Bereits 21 Jahre gibt es das Cynefin Framework von Dave Snowden nun schon und feiert in diesen Tagen seinen Geburtstag. In seiner bekanntesten Form wohl seit 2007 mit dem gemeinsamen Artikel von Dave Snowden mit Mary E. Boone im Harvard Business Review unter dem Titel “A Leader’s Framework for Decision Making”. In letzter Zeit wurde es ständig weiterentwickelt und wird in seiner aktuellen Form auf dem Blog von Dave Snowden oder im neuen Buch “Cynefin”(2020) beschrieben. Das Framework unterstützt und versachlicht vor allem das “Sense-Making”, die Sinngebung unserer Umwelt und damit die Art und Weise der Wahrnehmung und Verarbeitung unserer Eindrücke der Welt, um in ihr handlungsfähig zu sein. (Snowden, 2020) Es gibt hierbei in manchen Feldern viele Parallelen und auch Komplementaritäten zur Arbeit des SySt(r)-Institutes, auf welche auch wir am xm-institute stark aufbauen. Umso spannender, die Arbeiten zu verbinden, was in diesem Artikel allerdings nicht erfolgen kann und der sich vorrangig auf Cynefin fokussiert.

Mit dem Cynefin-Framework lassen sich unterschiedliche Arten von Systemzuständen unterscheiden. (Snowden, 2020) Hierbei sei vorab nochmals darauf verwiesen, dass Systeme in der Regel nicht “sind”, sondern vom Betrachter “erzeugt werden”. Erst mit der Beobachtung entstehen beim Beobachter Elemente, Beziehungen und Grenzen.

So ist auch die Verortung eines Systems in den Domänen des Cynefin Frameworks subjektiv und temporär und daher eher ein Art Beobachtungszustand des Systems denn das System selbst.
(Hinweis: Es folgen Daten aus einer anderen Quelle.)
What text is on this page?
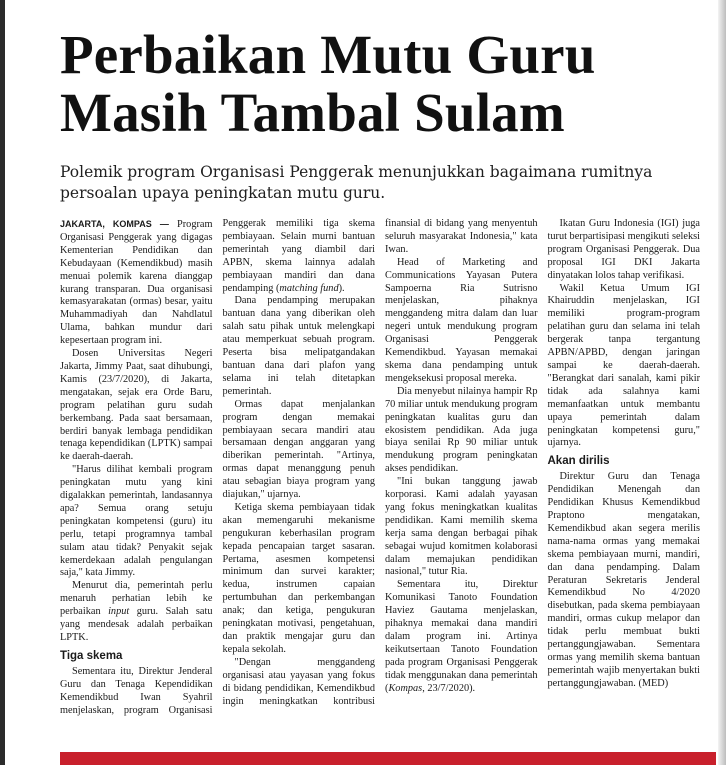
Perbaikan Mutu Guru Masih Tambal Sulam

Polemik program Organisasi Penggerak menunjukkan bagaimana rumitnya persoalan upaya peningkatan mutu guru.

JAKARTA, KOMPAS — Program Organisasi Penggerak yang digagas Kementerian Pendidikan dan Kebudayaan (Kemendikbud) masih menuai polemik karena dianggap kurang transparan. Dua organisasi kemasyarakatan (ormas) besar, yaitu Muhammadiyah dan Nahdlatul Ulama, bahkan mundur dari kepesertaan program ini.

Dosen Universitas Negeri Jakarta, Jimmy Paat, saat dihubungi, Kamis (23/7/2020), di Jakarta, mengatakan, sejak era Orde Baru, program pelatihan guru sudah berkembang. Pada saat bersamaan, berdiri banyak lembaga pendidikan tenaga kependidikan (LPTK) sampai ke daerah-daerah.

"Harus dilihat kembali program peningkatan mutu yang kini digalakkan pemerintah, landasannya apa? Semua orang setuju peningkatan kompetensi (guru) itu perlu, tetapi programnya tambal sulam atau tidak? Penyakit sejak kemerdekaan adalah pengulangan saja," kata Jimmy.

Menurut dia, pemerintah perlu menaruh perhatian lebih ke perbaikan input guru. Salah satu yang mendesak adalah perbaikan LPTK.

Tiga skema

Sementara itu, Direktur Jenderal Guru dan Tenaga Kependidikan Kemendikbud Iwan Syahril menjelaskan, program Organisasi Penggerak memiliki tiga skema pembiayaan. Selain murni bantuan pemerintah yang diambil dari APBN, skema lainnya adalah pembiayaan mandiri dan dana pendamping (matching fund).

Dana pendamping merupakan bantuan dana yang diberikan oleh salah satu pihak untuk melengkapi atau memperkuat sebuah program. Peserta bisa melipatgandakan bantuan dana dari plafon yang selama ini telah ditetapkan pemerintah.

Ormas dapat menjalankan program dengan memakai pembiayaan secara mandiri atau bersamaan dengan anggaran yang diberikan pemerintah. "Artinya, ormas dapat menanggung penuh atau sebagian biaya program yang diajukan," ujarnya.

Ketiga skema pembiayaan tidak akan memengaruhi mekanisme pengukuran keberhasilan program kepada pencapaian target sasaran. Pertama, asesmen kompetensi minimum dan survei karakter; kedua, instrumen capaian pertumbuhan dan perkembangan anak; dan ketiga, pengukuran peningkatan motivasi, pengetahuan, dan praktik mengajar guru dan kepala sekolah.

"Dengan menggandeng organisasi atau yayasan yang fokus di bidang pendidikan, Kemendikbud ingin meningkatkan kontribusi finansial di bidang yang menyentuh seluruh masyarakat Indonesia," kata Iwan.

Head of Marketing and Communications Yayasan Putera Sampoerna Ria Sutrisno menjelaskan, pihaknya menggandeng mitra dalam dan luar negeri untuk mendukung program Organisasi Penggerak Kemendikbud. Yayasan memakai skema dana pendamping untuk mengeksekusi proposal mereka.

Dia menyebut nilainya hampir Rp 70 miliar untuk mendukung program peningkatan kualitas guru dan ekosistem pendidikan. Ada juga biaya senilai Rp 90 miliar untuk mendukung program peningkatan akses pendidikan.

"Ini bukan tanggung jawab korporasi. Kami adalah yayasan yang fokus meningkatkan kualitas pendidikan. Kami memilih skema kerja sama dengan berbagai pihak sebagai wujud komitmen kolaborasi dalam memajukan pendidikan nasional," tutur Ria.

Sementara itu, Direktur Komunikasi Tanoto Foundation Haviez Gautama menjelaskan, pihaknya memakai dana mandiri dalam program ini. Artinya keikutsertaan Tanoto Foundation pada program Organisasi Penggerak tidak menggunakan dana pemerintah (Kompas, 23/7/2020).

Ikatan Guru Indonesia (IGI) juga turut berpartisipasi mengikuti seleksi program Organisasi Penggerak. Dua proposal IGI DKI Jakarta dinyatakan lolos tahap verifikasi.

Wakil Ketua Umum IGI Khairuddin menjelaskan, IGI memiliki program-program pelatihan guru dan selama ini telah bergerak tanpa tergantung APBN/APBD, dengan jaringan sampai ke daerah-daerah. "Berangkat dari sanalah, kami pikir tidak ada salahnya kami memanfaatkan untuk membantu upaya pemerintah dalam peningkatan kompetensi guru," ujarnya.

Akan dirilis

Direktur Guru dan Tenaga Pendidikan Menengah dan Pendidikan Khusus Kemendikbud Praptono mengatakan, Kemendikbud akan segera merilis nama-nama ormas yang memakai skema pembiayaan murni, mandiri, dan dana pendamping. Dalam Peraturan Sekretaris Jenderal Kemendikbud No 4/2020 disebutkan, pada skema pembiayaan mandiri, ormas cukup melapor dan tidak perlu membuat bukti pertanggungjawaban. Sementara ormas yang memilih skema bantuan pemerintah wajib menyertakan bukti pertanggungjawaban. (MED)
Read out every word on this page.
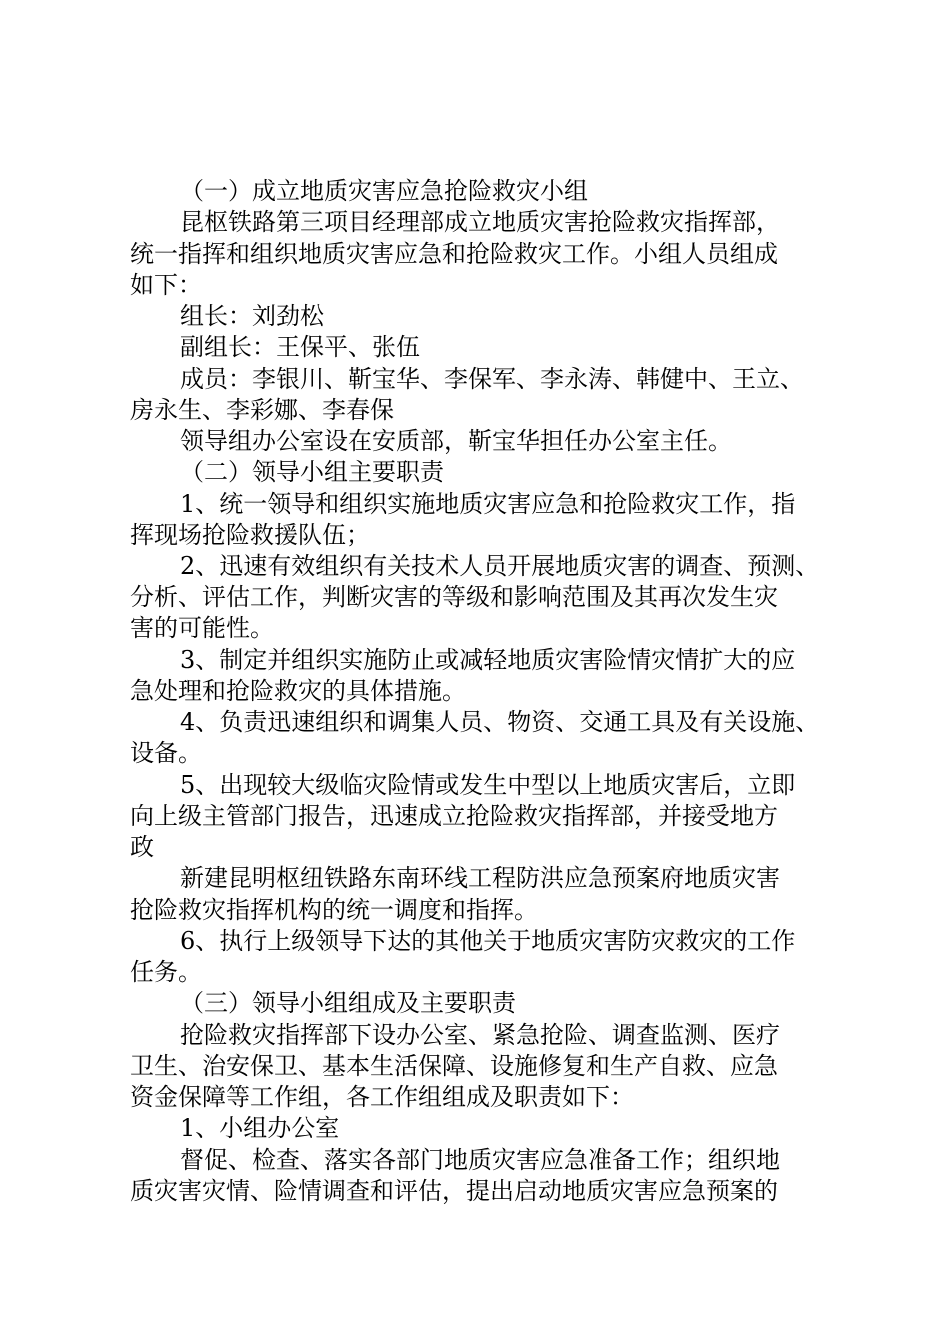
（一）成立地质灾害应急抢险救灾小组
昆枢铁路第三项目经理部成立地质灾害抢险救灾指挥部，
统一指挥和组织地质灾害应急和抢险救灾工作。小组人员组成
如下：
组长：刘劲松
副组长：王保平、张伍
成员：李银川、靳宝华、李保军、李永涛、韩健中、王立、
房永生、李彩娜、李春保
领导组办公室设在安质部，靳宝华担任办公室主任。
（二）领导小组主要职责
1、统一领导和组织实施地质灾害应急和抢险救灾工作，指
挥现场抢险救援队伍；
2、迅速有效组织有关技术人员开展地质灾害的调查、预测、
分析、评估工作，判断灾害的等级和影响范围及其再次发生灾
害的可能性。
3、制定并组织实施防止或减轻地质灾害险情灾情扩大的应
急处理和抢险救灾的具体措施。
4、负责迅速组织和调集人员、物资、交通工具及有关设施、
设备。
5、出现较大级临灾险情或发生中型以上地质灾害后，立即
向上级主管部门报告，迅速成立抢险救灾指挥部，并接受地方
政
新建昆明枢纽铁路东南环线工程防洪应急预案府地质灾害
抢险救灾指挥机构的统一调度和指挥。
6、执行上级领导下达的其他关于地质灾害防灾救灾的工作
任务。
（三）领导小组组成及主要职责
抢险救灾指挥部下设办公室、紧急抢险、调查监测、医疗
卫生、治安保卫、基本生活保障、设施修复和生产自救、应急
资金保障等工作组，各工作组组成及职责如下：
1、小组办公室
督促、检查、落实各部门地质灾害应急准备工作；组织地
质灾害灾情、险情调查和评估，提出启动地质灾害应急预案的
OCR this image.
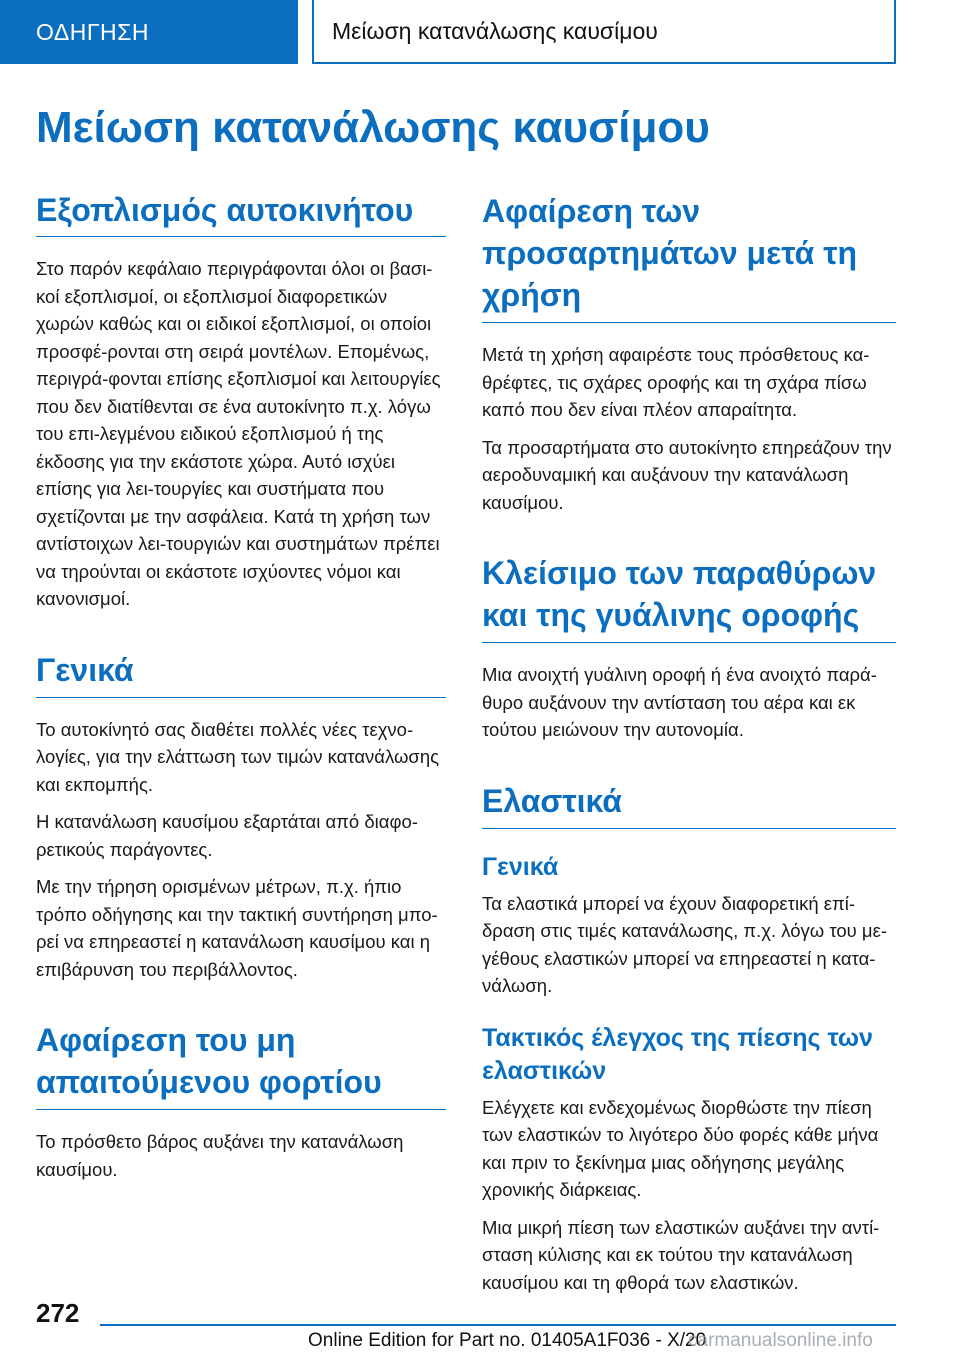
ΟΔΗΓΗΣΗ	Μείωση κατανάλωσης καυσίμου
Μείωση κατανάλωσης καυσίμου
Εξοπλισμός αυτοκινήτου

Στο παρόν κεφάλαιο περιγράφονται όλοι οι βασι-κοί εξοπλισμοί, οι εξοπλισμοί διαφορετικών χωρών καθώς και οι ειδικοί εξοπλισμοί, οι οποίοι προσφέ-ρονται στη σειρά μοντέλων. Επομένως, περιγρά-φονται επίσης εξοπλισμοί και λειτουργίες που δεν διατίθενται σε ένα αυτοκίνητο π.χ. λόγω του επι-λεγμένου ειδικού εξοπλισμού ή της έκδοσης για την εκάστοτε χώρα. Αυτό ισχύει επίσης για λει-τουργίες και συστήματα που σχετίζονται με την ασφάλεια. Κατά τη χρήση των αντίστοιχων λει-τουργιών και συστημάτων πρέπει να τηρούνται οι εκάστοτε ισχύοντες νόμοι και κανονισμοί.

Γενικά

Το αυτοκίνητό σας διαθέτει πολλές νέες τεχνο-λογίες, για την ελάττωση των τιμών κατανάλωσης και εκπομπής.

Η κατανάλωση καυσίμου εξαρτάται από διαφο-ρετικούς παράγοντες.

Με την τήρηση ορισμένων μέτρων, π.χ. ήπιο τρόπο οδήγησης και την τακτική συντήρηση μπο-ρεί να επηρεαστεί η κατανάλωση καυσίμου και η επιβάρυνση του περιβάλλοντος.

Αφαίρεση του μη απαιτούμενου φορτίου

Το πρόσθετο βάρος αυξάνει την κατανάλωση καυσίμου.

Αφαίρεση των προσαρτημάτων μετά τη χρήση

Μετά τη χρήση αφαιρέστε τους πρόσθετους κα-θρέφτες, τις σχάρες οροφής και τη σχάρα πίσω καπό που δεν είναι πλέον απαραίτητα.

Τα προσαρτήματα στο αυτοκίνητο επηρεάζουν την αεροδυναμική και αυξάνουν την κατανάλωση καυσίμου.

Κλείσιμο των παραθύρων και της γυάλινης οροφής

Μια ανοιχτή γυάλινη οροφή ή ένα ανοιχτό παρά-θυρο αυξάνουν την αντίσταση του αέρα και εκ τούτου μειώνουν την αυτονομία.

Ελαστικά
Γενικά

Τα ελαστικά μπορεί να έχουν διαφορετική επί-δραση στις τιμές κατανάλωσης, π.χ. λόγω του με-γέθους ελαστικών μπορεί να επηρεαστεί η κατα-νάλωση.

Τακτικός έλεγχος της πίεσης των ελαστικών

Ελέγχετε και ενδεχομένως διορθώστε την πίεση των ελαστικών το λιγότερο δύο φορές κάθε μήνα και πριν το ξεκίνημα μιας οδήγησης μεγάλης χρονικής διάρκειας.

Μια μικρή πίεση των ελαστικών αυξάνει την αντί-σταση κύλισης και εκ τούτου την κατανάλωση καυσίμου και τη φθορά των ελαστικών.

272
Online Edition for Part no. 01405A1F036 - X/20
carmanualsonline.info
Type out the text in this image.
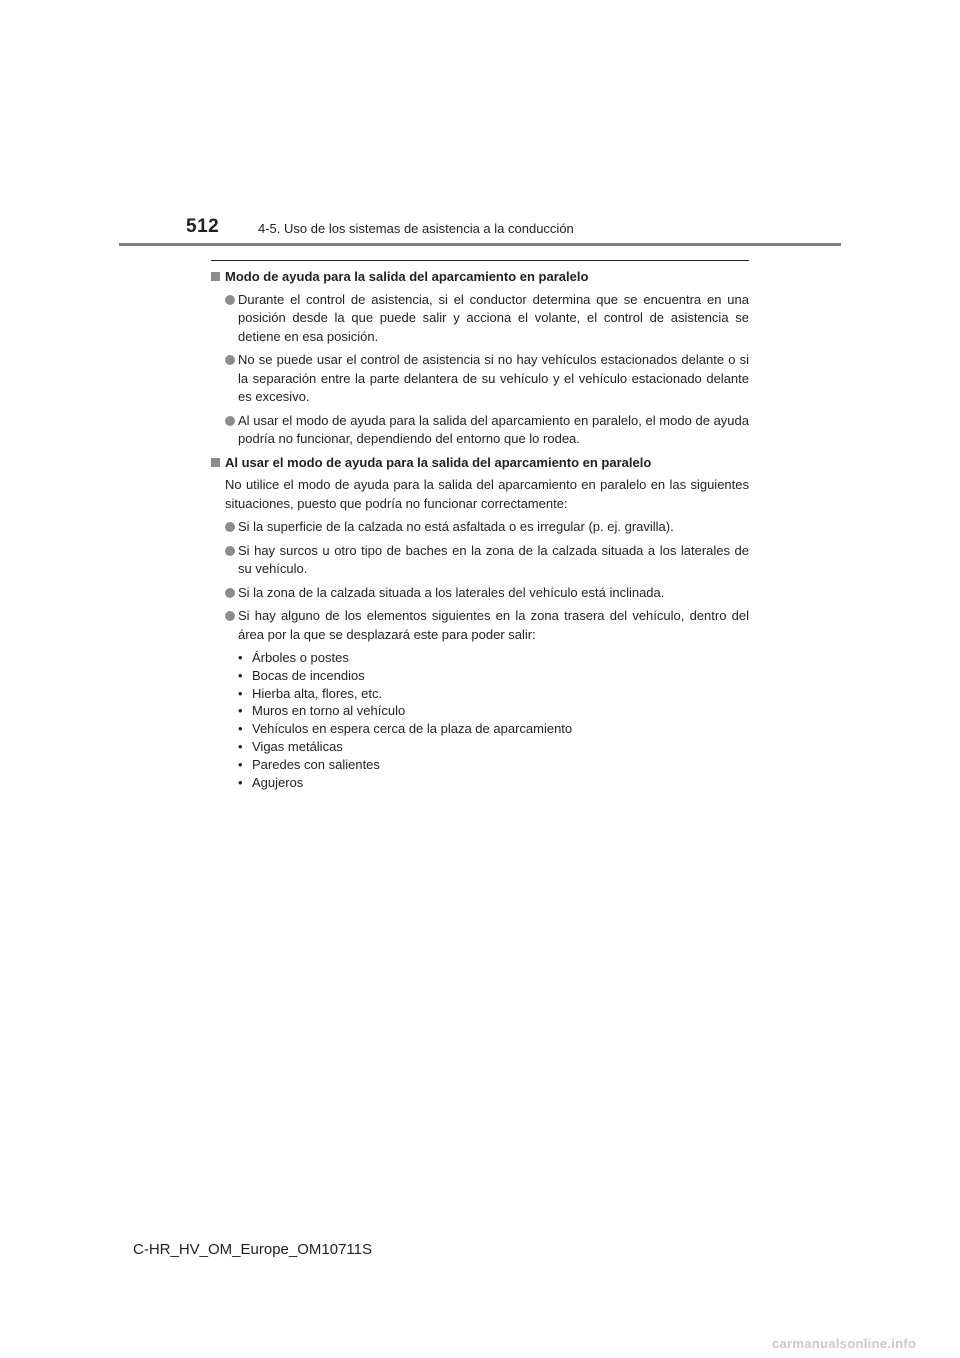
512	4-5. Uso de los sistemas de asistencia a la conducción
Modo de ayuda para la salida del aparcamiento en paralelo
Durante el control de asistencia, si el conductor determina que se encuentra en una posición desde la que puede salir y acciona el volante, el control de asistencia se detiene en esa posición.
No se puede usar el control de asistencia si no hay vehículos estacionados delante o si la separación entre la parte delantera de su vehículo y el vehículo estacionado delante es excesivo.
Al usar el modo de ayuda para la salida del aparcamiento en paralelo, el modo de ayuda podría no funcionar, dependiendo del entorno que lo rodea.
Al usar el modo de ayuda para la salida del aparcamiento en paralelo
No utilice el modo de ayuda para la salida del aparcamiento en paralelo en las siguientes situaciones, puesto que podría no funcionar correctamente:
Si la superficie de la calzada no está asfaltada o es irregular (p. ej. gravilla).
Si hay surcos u otro tipo de baches en la zona de la calzada situada a los laterales de su vehículo.
Si la zona de la calzada situada a los laterales del vehículo está inclinada.
Si hay alguno de los elementos siguientes en la zona trasera del vehículo, dentro del área por la que se desplazará este para poder salir:
• Árboles o postes
• Bocas de incendios
• Hierba alta, flores, etc.
• Muros en torno al vehículo
• Vehículos en espera cerca de la plaza de aparcamiento
• Vigas metálicas
• Paredes con salientes
• Agujeros
C-HR_HV_OM_Europe_OM10711S
carmanualsonline.info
Das Framework ist somit kein Klassifikationschema, sondern eher ein Raster, bei dem auf den gegebenen Daten ein entsprechendes Framing wie “aus sich heraus entsteht”. Für die Führungspraxis wird dies relevant, wenn es darum geht, Sensemaking zu unterschiedlichsten Situationen und Themenfeldern zu betreiben, mit denen sich Führungskräfte konfrontiert sehen.

Snowden (2020) unterscheidet im Cynefin Framework zwischen drei Systemarten bzw. -zuständen: geordnet (ordered), komplex (complex) und chaotisch (chaotic):

  • Geordnete (ordered) Zustände sind klar begrenzt und künftige Ergebnisse vorhersehbar, solange die Einschränkungen aufrecht erhalten werden können, die die Ordnung sicherstellt. So können starr reglementierte Märkte dem Management eine bessere Planbarkeit und Vorhersehbarkeit ermöglichen, so lange die Rahmenbedingungen bestehen bleiben. 
  • Komplexe (complex) Zustände sind so vielfältig auch rückgekoppelt miteinander verwoben, so dass keine linearen Ursache-Wirkungsbeziehungen mehr existieren. Beschränkungen fungieren  hier nicht als “behindernde Einschränkung”, sondern eher als “ermöglichende Begrenzung”. So helfen in sozialen Systemen, wie Teams, gemeinsame Regeln einen Rahmen zu setzen, der ein gutes Zusammenarbeiten erst möglich macht, ohne dass er das Verhalten zwingend einschränkt. 
  • Im chaotischen (chaotic) Zustand fehlen jegliche Formen der Beschränkung, so dass alles möglich und denkbar, nichts antizipierbar ist.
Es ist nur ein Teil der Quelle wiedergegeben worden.